Berikut alur logis sederhana kenapa membandingkan diri bikin kita merasa gagal:
Refleks Membandingkan ➔ Salah Membaca Peta Hidup Orang ➔ Ngerasa Tertinggal ➔ Salah Mengkalibrasi Diri ➔ Rasa Minder dan Gagal
atau lebih terstruktur:
- Self-Image: Kita punya blueprint hidup masing-masing.
- Goal Mechanism: Pikiran dan tubuh kita mengarahkan ke goal itu.
- Comparative Error: Kita mulai merasa “kurang” saat membandingkan jalur hidup kita dengan orang lain.
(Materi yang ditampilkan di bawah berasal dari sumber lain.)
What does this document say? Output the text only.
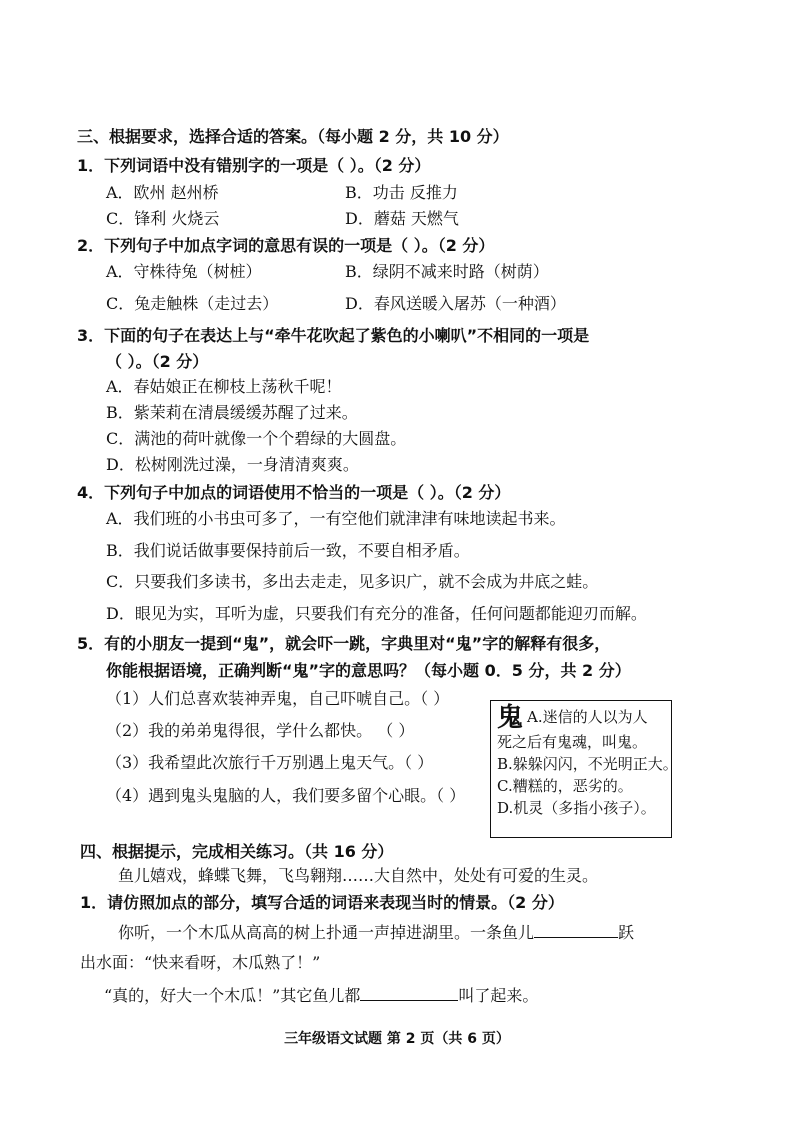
三、根据要求，选择合适的答案。（每小题 2 分，共 10 分）
1．下列词语中没有错别字的一项是（ ）。（2 分）
A．欧州 赵州桥	B．功击 反推力
C．锋利 火烧云	D．蘑菇 天燃气
2．下列句子中加点字词的意思有误的一项是（ ）。（2 分）
A．守株待兔（树桩）	B．绿阴不减来时路（树荫）
C．兔走触株（走过去）	D．春风送暖入屠苏（一种酒）
3．下面的句子在表达上与“牵牛花吹起了紫色的小喇叭”不相同的一项是
（ ）。（2 分）
A．春姑娘正在柳枝上荡秋千呢！
B．紫茉莉在清晨缓缓苏醒了过来。
C．满池的荷叶就像一个个碧绿的大圆盘。
D．松树刚洗过澡，一身清清爽爽。
4．下列句子中加点的词语使用不恰当的一项是（ ）。（2 分）
A．我们班的小书虫可多了，一有空他们就津津有味地读起书来。
B．我们说话做事要保持前后一致，不要自相矛盾。
C．只要我们多读书，多出去走走，见多识广，就不会成为井底之蛙。
D．眼见为实，耳听为虚，只要我们有充分的准备，任何问题都能迎刃而解。
5．有的小朋友一提到“鬼”，就会吓一跳，字典里对“鬼”字的解释有很多，
你能根据语境，正确判断“鬼”字的意思吗？（每小题 0．5 分，共 2 分）
（1）人们总喜欢装神弄鬼，自己吓唬自己。（ ）
（2）我的弟弟鬼得很，学什么都快。 （ ）
（3）我希望此次旅行千万别遇上鬼天气。（ ）
（4）遇到鬼头鬼脑的人，我们要多留个心眼。（ ）
鬼 A.迷信的人以为人
死之后有鬼魂，叫鬼。
B.躲躲闪闪，不光明正大。
C.糟糕的，恶劣的。
D.机灵（多指小孩子）。
四、根据提示，完成相关练习。（共 16 分）
鱼儿嬉戏，蜂蝶飞舞，飞鸟翱翔……大自然中，处处有可爱的生灵。
1．请仿照加点的部分，填写合适的词语来表现当时的情景。（2 分）
你听，一个木瓜从高高的树上扑通一声掉进湖里。一条鱼儿	跃
出水面：“快来看呀，木瓜熟了！”
“真的，好大一个木瓜！”其它鱼儿都	叫了起来。
三年级语文试题 第 2 页（共 6 页）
- Emotional Consequence: Rasa gagal, minder, malu muncul—padahal salah membandingkan.
- Correction Needed: Yang perlu diperbaiki bukan progress kita. Tapi “siapa” yang kita pilih untuk dibandingkan. Idealnya? Bandingkan hanya dengan diri kita sendiri di masa lalu.
Bersyukur dan lakuin refleksi pribadi
Saat ini, aku lebih banyak menulis di jurnal. Menyusun mimpiku sendiri. Mengingatkan diri bahwa pencapaian bukan soal kecepatan, tapi tentang konsistensi dan kesadaran.
Aku juga lebih sering flashback ke hidupku yang dulu. Dari anak warnet yang ambil kerja dua shift dari jam 7 pagi sampai jam 11 malam tapi gaji pas-pasan, ke aku hari ini yang menulis, berbagi, bertumbuh.
Kalau dulu aku sering menangis karena merasa dunia gak adil, sekarang aku menangis karena bersyukur.
Pesan buat kamu
Kalau hari ini kamu merasa pelan, ingat:
- Kamu gak mulai dari tempat yang sama dengan orang lain.
- Kamu gak dikalibrasi untuk tujuan hidup orang lain.
- Kamu gak gagal. Kamu lagi bertumbuh di jalurmu sendiri.
“You are not late. You are just living your custom timeline.”
Setiap langkah kecil yang kita lakuin itu valid. Setiap detik usaha kita itu penting.
Stop membandingkan progressmu dengan orang lain, tapi BERSYUKUR atas perjalanan hidup kita.
Karena hidup kita ini, seperti yang aku dapat dari series Dark Matter, mungkin bukan hidup yang sempurna. Tapi ketidaksempurnaan itulah yang bikin hidupmu bermakna.